The moral purpose of democracy is not to keep my hands clean and feel good about myself, no matter how much politicians and other demagogues claim otherwise. The moral purpose of democracy is the reduction of abusive power in the world.

I was signalling my allegiance with what I call the “democracy against domination” school of thought in political theory (This is a good overview). It’s not much of a school of thought, really, because its main adherents (Shapiro, Pettit, Young, Walzer) have very little in common with each other. As I read it, the suggestion is that democracy potentially subverts domination in two ways: first, as a procedural roadblock against domination of citizens by the state; second, as a mechanism by which citizens can attempt to harness the power of the state to curtail private domination. Other conceptions of democracy (as deliberation or as common-good seeking community) are best understood as instances of democracy against domination; those secondary democratic values have democratic value to the extent that they contribute to the cause of anti-domination in a particular circumstance.

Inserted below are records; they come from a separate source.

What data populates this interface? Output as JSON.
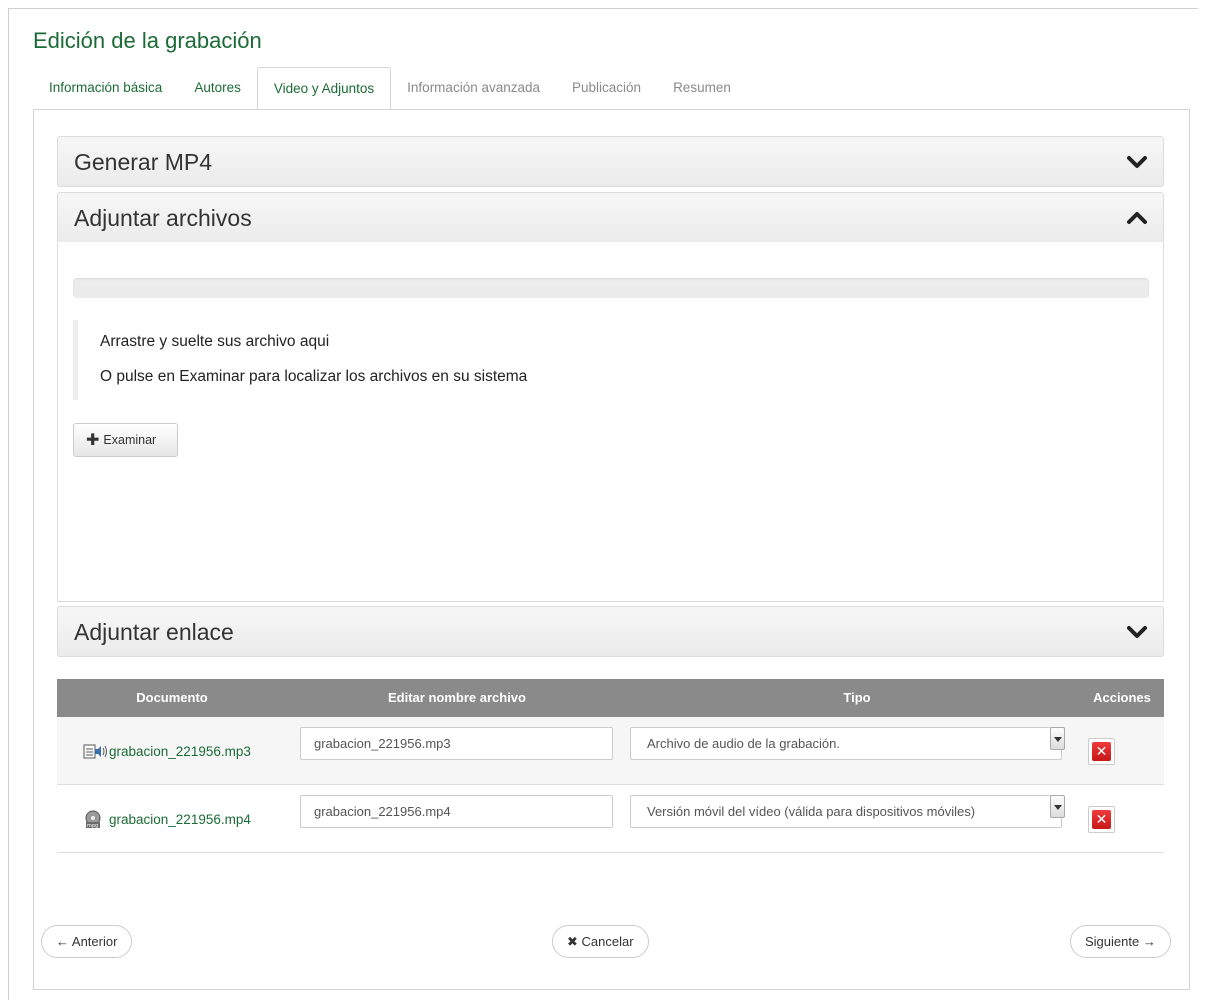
{
  "page": {
    "title": "Edición de la grabación"
  },
  "tabs": [
    {
      "label": "Información básica"
    },
    {
      "label": "Autores"
    },
    {
      "label": "Video y Adjuntos"
    },
    {
      "label": "Información avanzada"
    },
    {
      "label": "Publicación"
    },
    {
      "label": "Resumen"
    }
  ],
  "accordion": {
    "generar": {
      "title": "Generar MP4",
      "icon": "chevron-down-icon"
    },
    "adjuntar_archivos": {
      "title": "Adjuntar archivos",
      "icon": "chevron-up-icon",
      "drop_line1": "Arrastre y suelte sus archivo aqui",
      "drop_line2": "O pulse en Examinar para localizar los archivos en su sistema",
      "browse_label": "Examinar",
      "browse_icon": "plus-icon"
    },
    "adjuntar_enlace": {
      "title": "Adjuntar enlace",
      "icon": "chevron-down-icon"
    }
  },
  "table": {
    "headers": [
      "Documento",
      "Editar nombre archivo",
      "Tipo",
      "Acciones"
    ],
    "rows": [
      {
        "icon": "audio-file-icon",
        "document": "grabacion_221956.mp3",
        "name_value": "grabacion_221956.mp3",
        "type": "Archivo de audio de la grabación."
      },
      {
        "icon": "video-file-icon",
        "document": "grabacion_221956.mp4",
        "name_value": "grabacion_221956.mp4",
        "type": "Versión móvil del vídeo (válida para dispositivos móviles)"
      }
    ]
  },
  "footer": {
    "prev": "← Anterior",
    "cancel": "Cancelar",
    "next": "Siguiente →"
  },
  "colors": {
    "accent_green": "#1b6b36",
    "table_header": "#8a8a8a",
    "delete_red": "#d92626"
  }
}
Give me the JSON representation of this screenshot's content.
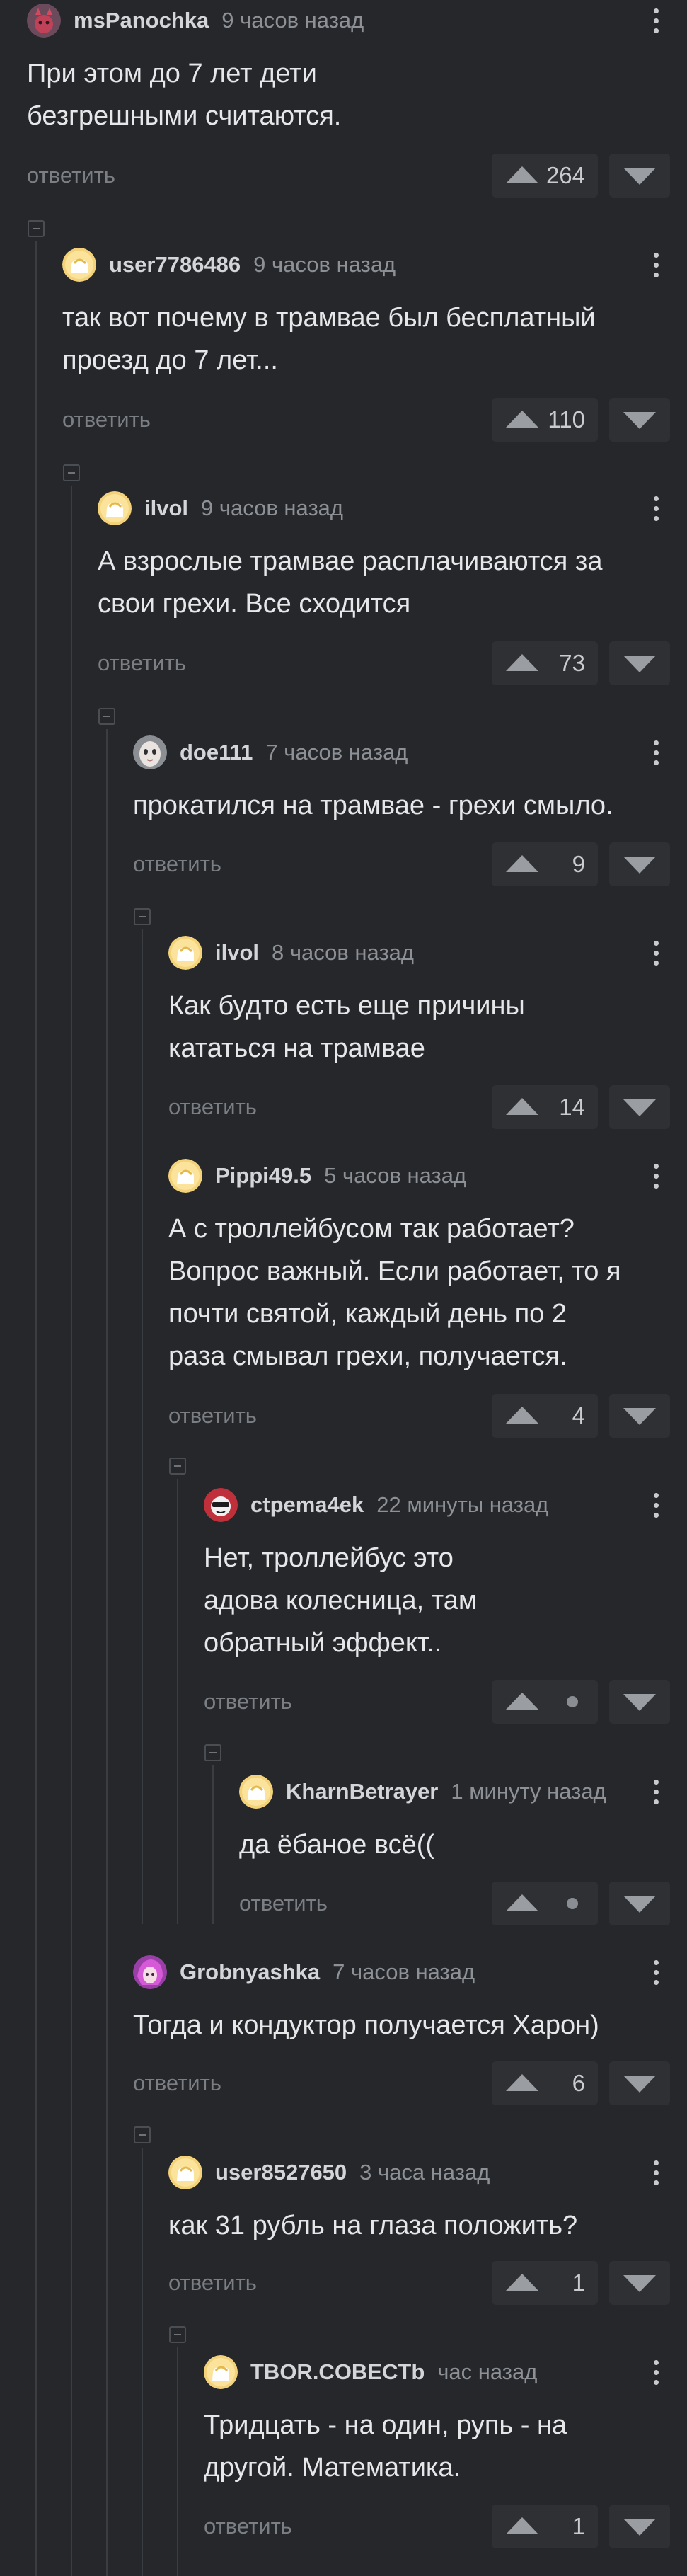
{
  "colors": {
    "background": "#25272b",
    "thread_line": "#3a3d42",
    "vote_bg": "#2e3034",
    "text": "#e6e7e9",
    "muted": "#8d9196"
  },
  "reply_label": "ответить",
  "comments": [
    {
      "user": "msPanochka",
      "time": "9 часов назад",
      "text": "При этом до 7 лет дети\nбезгрешными считаются.",
      "rating": "264",
      "avatar_icon": "devil-avatar-icon"
    },
    {
      "user": "user7786486",
      "time": "9 часов назад",
      "text": "так вот почему в трамвае был бесплатный\nпроезд до 7 лет...",
      "rating": "110",
      "avatar_icon": "default-avatar-icon"
    },
    {
      "user": "ilvol",
      "time": "9 часов назад",
      "text": "А взрослые трамвае расплачиваются за\nсвои грехи. Все сходится",
      "rating": "73",
      "avatar_icon": "default-avatar-icon"
    },
    {
      "user": "doe111",
      "time": "7 часов назад",
      "text": "прокатился на трамвае - грехи смыло.",
      "rating": "9",
      "avatar_icon": "doll-face-avatar-icon"
    },
    {
      "user": "ilvol",
      "time": "8 часов назад",
      "text": "Как будто есть еще причины\nкататься на трамвае",
      "rating": "14",
      "avatar_icon": "default-avatar-icon"
    },
    {
      "user": "Pippi49.5",
      "time": "5 часов назад",
      "text": "А с троллейбусом так работает?\nВопрос важный. Если работает, то я\nпочти святой, каждый день по 2\nраза смывал грехи, получается.",
      "rating": "4",
      "avatar_icon": "default-avatar-icon"
    },
    {
      "user": "ctpema4ek",
      "time": "22 минуты назад",
      "text": "Нет, троллейбус это\nадова колесница, там\nобратный эффект..",
      "rating": "",
      "avatar_icon": "cartoon-avatar-icon"
    },
    {
      "user": "KharnBetrayer",
      "time": "1 минуту назад",
      "text": "да ёбаное всё((",
      "rating": "",
      "avatar_icon": "default-avatar-icon"
    },
    {
      "user": "Grobnyashka",
      "time": "7 часов назад",
      "text": "Тогда и кондуктор получается Харон)",
      "rating": "6",
      "avatar_icon": "anime-avatar-icon"
    },
    {
      "user": "user8527650",
      "time": "3 часа назад",
      "text": "как 31 рубль на глаза положить?",
      "rating": "1",
      "avatar_icon": "default-avatar-icon"
    },
    {
      "user": "TBOR.COBECTb",
      "time": "час назад",
      "text": "Тридцать - на один, рупь - на\nдругой. Математика.",
      "rating": "1",
      "avatar_icon": "default-avatar-icon"
    }
  ]
}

In terms of killing people, Obama is not particularly unusual among American presidents. If he is “beyond the pale” for the purposes of whatever endorsement you believe a vote implies, so to is pretty much all of American politics at the federal level. Identifying yourself as “better” than the American federal state in some important moral way is just fine; you probably are. So am I! I don’t kill people, either. But to move from that banal observation to abdicating the duty to use the primary tool we’ve got to constrain its abusive power is to badly miss democracy’s point. It’s the most dangerous power in our midst, and we have one noteworthy tool to shape and constrain its power; to attempt to make it more deadly. Farrell thinks I should honor and respect the decision to not pick up this tool and use it, because it brings them too close to that deadly power for their taste to do so. But that would involve indulging the fiction that that deadly power is something they can separate themselves from in a meaningful sense. I just don’t see it. It’s our state. There’s nothing we can do about *that*. It’s ours, and it’s incredibly dangerous. We absolutely have an affirmative duty to minimize the harm it can do, where we can, and to not let our wish it did even less harm and more good to get in the way of that. If there were good reasons to believe that short term harm minimization was extremely likely to cut against more significant medium to long term harm minimization, then we’d have a difficult decision on our hands, but the case for such a proposition has, to put it mildly, not been made. As long as that case hasn’t been made, refusing to engage in harm minimization when necessary is a betrayal of democracy’s central purpose; I can’t agree that it’s a reasonable or honorable choice.